Chinese Nationalist Party (KMT) Taipei Mayor-elect Chiang Wan-an (蔣萬安) stood out among his rivals due to his energy, his die-hard supporters and his relative openness to discuss issues such as same-sex marriage, a political analyst said yesterday.
Chiang’s campaign was also aided by his family’s background in politics, which helped him garner greater support in Taipei where there is a large KMT base, said the analyst, who chose to remain anonymous.
“Chiang is also not a typical KMT member when it comes to certain issues, such as gay marriage, and his more open stance widened his support base — particularly among young voters,” the analyst said.
Photo: Ritchie B. Tongo, EPA-EFE
Democratic Progressive Party Taipei mayoral candidate Chen Shih-chung’s (陳時中) image was hurt by the methods of his campaign team, which were not in line with the honest image of the former health minister that the DPP had been pushing, they said.
Chiang’s platform was comparatively narrow, focusing on COVID-19-related issues such as vaccine procurement, they said.
“There was a perception that his campaign team was cautious on other issues, but its strategy was to avoid making mistakes and simply wait for the other candidates to slip up — and that proved effective,” the analyst said.
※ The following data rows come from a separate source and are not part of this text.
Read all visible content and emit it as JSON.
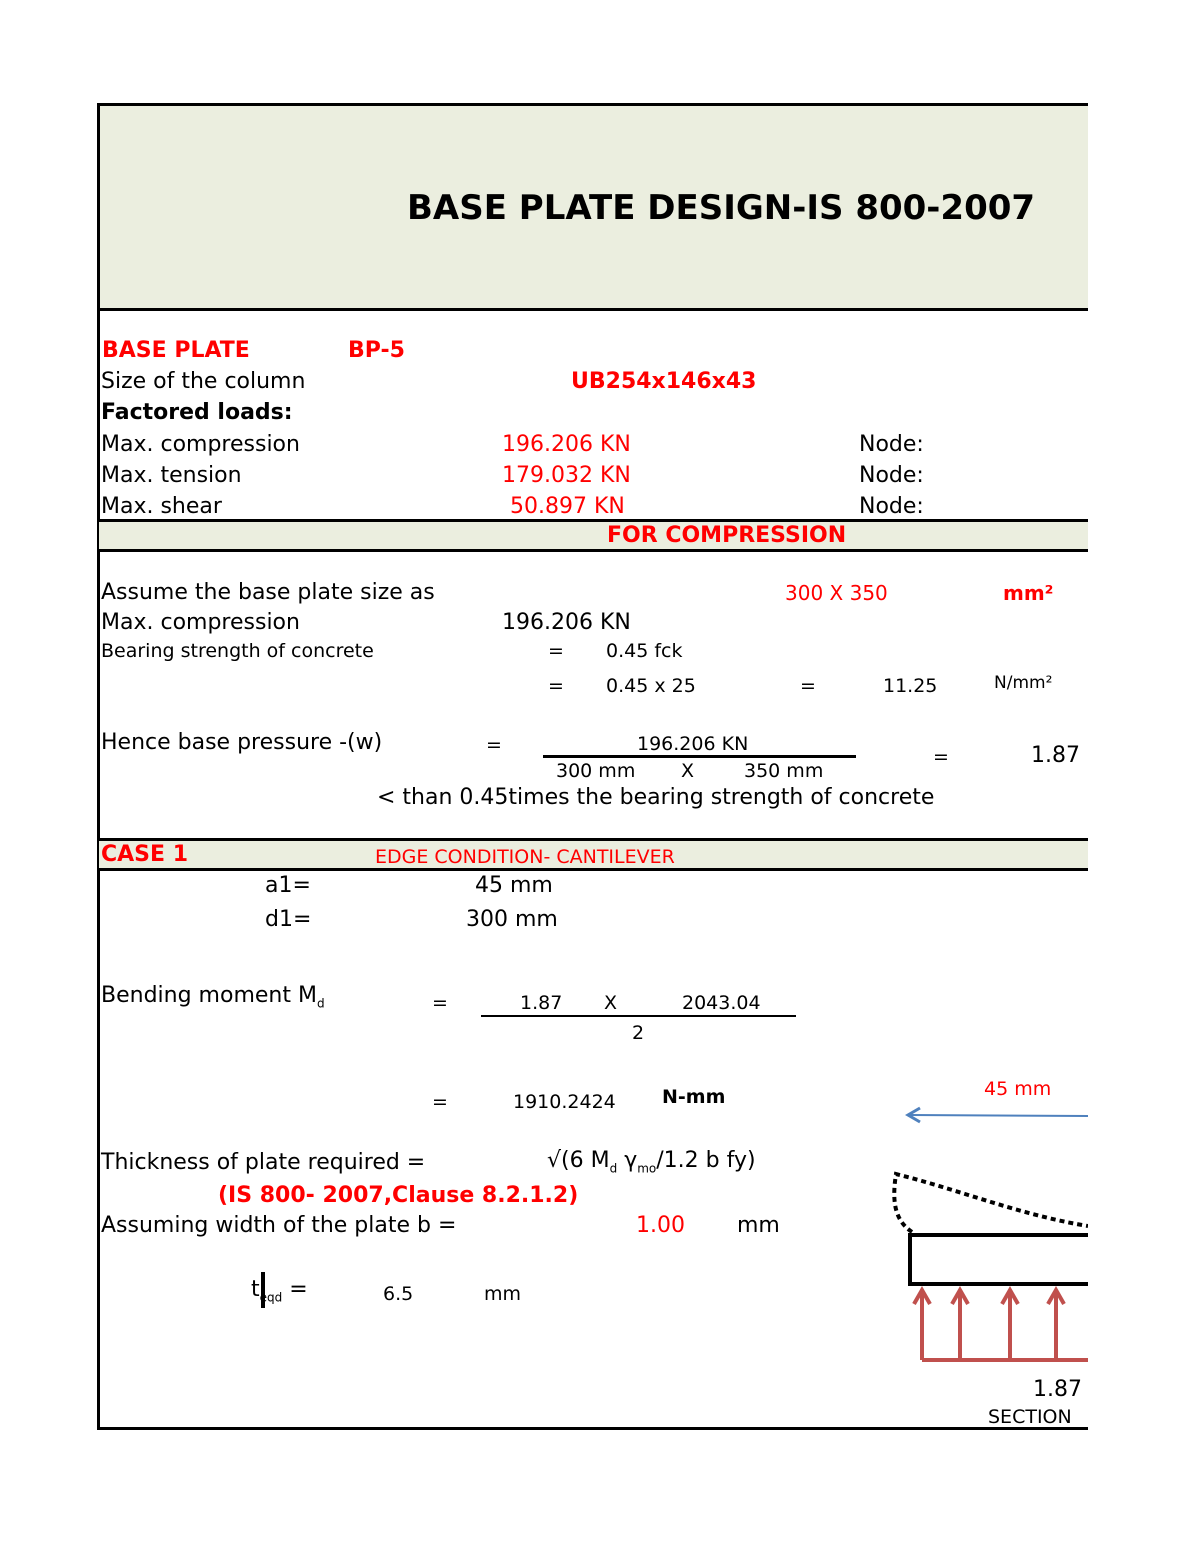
{
  "title": "BASE PLATE DESIGN-IS 800-2007",
  "base_plate": {
    "label": "BASE PLATE",
    "id": "BP-5"
  },
  "column": {
    "label": "Size of the column",
    "value": "UB254x146x43"
  },
  "factored_loads": "Factored loads:",
  "loads": [
    {
      "label": "Max. compression",
      "value": "196.206 KN",
      "node": "Node:"
    },
    {
      "label": "Max. tension",
      "value": "179.032 KN",
      "node": "Node:"
    },
    {
      "label": "Max. shear",
      "value": "50.897 KN",
      "node": "Node:"
    }
  ],
  "compression": {
    "heading": "FOR COMPRESSION",
    "assume_label": "Assume the base plate size as",
    "assume_value": "300 X 350",
    "assume_unit": "mm²",
    "maxc_label": "Max. compression",
    "maxc_value": "196.206 KN",
    "bearing_label": "Bearing strength of concrete",
    "eq": "=",
    "bearing_formula": "0.45 fck",
    "bearing_calc": "0.45 x  25",
    "bearing_value": "11.25",
    "bearing_unit": "N/mm²",
    "pressure_label": "Hence base pressure -(w)",
    "numerator": "196.206 KN",
    "den_a": "300 mm",
    "den_x": "X",
    "den_b": "350 mm",
    "pressure_value": "1.87",
    "note": "< than 0.45times the bearing strength of concrete"
  },
  "case1": {
    "label": "CASE 1",
    "condition": "EDGE CONDITION- CANTILEVER",
    "a1_label": "a1=",
    "a1_value": "45 mm",
    "d1_label": "d1=",
    "d1_value": "300 mm",
    "bm_label": "Bending moment M",
    "bm_sub": "d",
    "bm_a": "1.87",
    "bm_x": "X",
    "bm_b": "2043.04",
    "bm_den": "2",
    "bm_value": "1910.2424",
    "bm_unit": "N-mm",
    "thk_label": "Thickness of plate required =",
    "thk_formula_a": "√(6 M",
    "thk_formula_sub1": "d",
    "thk_formula_b": " γ",
    "thk_formula_sub2": "mo",
    "thk_formula_c": "/1.2 b fy)",
    "clause": "(IS 800- 2007,Clause 8.2.1.2)",
    "width_label": "Assuming  width of the plate b =",
    "width_value": "1.00",
    "width_unit": "mm",
    "treq_label": "t",
    "treq_sub": "eqd",
    "treq_eq": "=",
    "treq_value": "6.5",
    "treq_unit": "mm"
  },
  "diagram": {
    "dim_label": "45 mm",
    "pressure_label": "1.87",
    "caption": "SECTION",
    "arrow_color": "#4f81bd",
    "pressure_color": "#c0504d"
  }
}
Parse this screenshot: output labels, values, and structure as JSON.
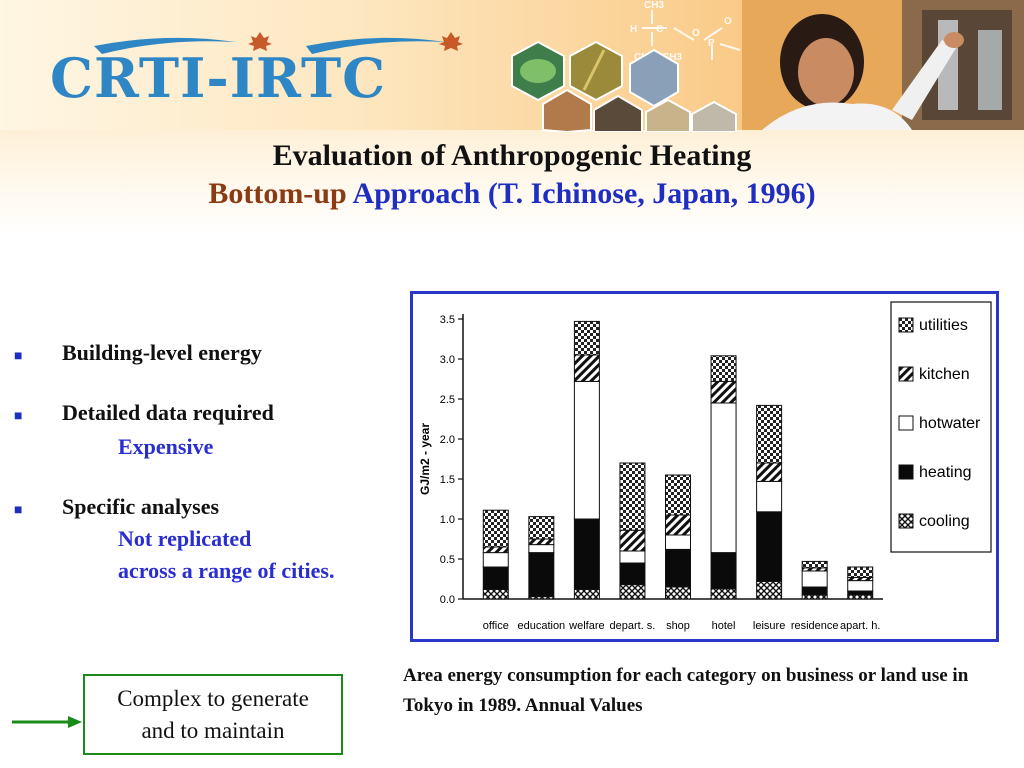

Photo: Lo Pei-de, Taipei Times
During her concession speech yesterday, independent Taipei mayoral candidate Vivian Huang (黃珊珊) said she hopes Chiang fulfills his campaign promises, retains reforms made during her tenure as deputy mayor and “allow Taipei to continue to progress.”
“I feel like I’ve already won, having gone up against two major parties,” she said, adding that Taipei residents were still wary of independent candidates.
Political commentators yesterday evening said that President Tsai Ing-wen (蔡英文), who is also DPP chairperson, would face a tougher time leading the nation given that her party lost 13 of 22 cities and counties in the elections.
Chinese National Federation of Industries chairman Matthew Miao (苗豐強) urged the newly elected officials to be pragmatic, and to focus on energy policies and reducing carbon emissions, along with other issues that benefit all of society.
Taiwan must also exercise “respect and prudence” to allow it to survive strategic competition between the US and China, he said.
The government should also seek peaceful cross-strait relations that facilitate a safe business environment, and accelerate Taiwan’s entrance into the Comprehensive and Progressive Agreement for Trans-Pacific Partnership, he said, adding that this would “create a balanced and complete regional industrial ecology.”
Third Wednesday Club chairman Lin Por-fong (林伯豐) also emphasized economic concerns, saying that the government should promote the signing of bilateral trade agreements, or free-trade agreements, with other countries, and review energy policies so that Taiwan can meet the energy needs of industry.
He also called on the government to seek better relations with China.
Taishin chairman Thomas Wu (吳東亮) said that businesses were pleased with candidates’ policy discussions leading up to the local elections, on issues such as industry, long-term care, daycare and education.
The public closely followed the candidates’ political policies, which showed growth in Taiwan’s democratic development, he said.
Wu said he hoped the newly elected county and municipal leaders would devote more resources to boosting local economies and development, and divide the work on key issues with the central government.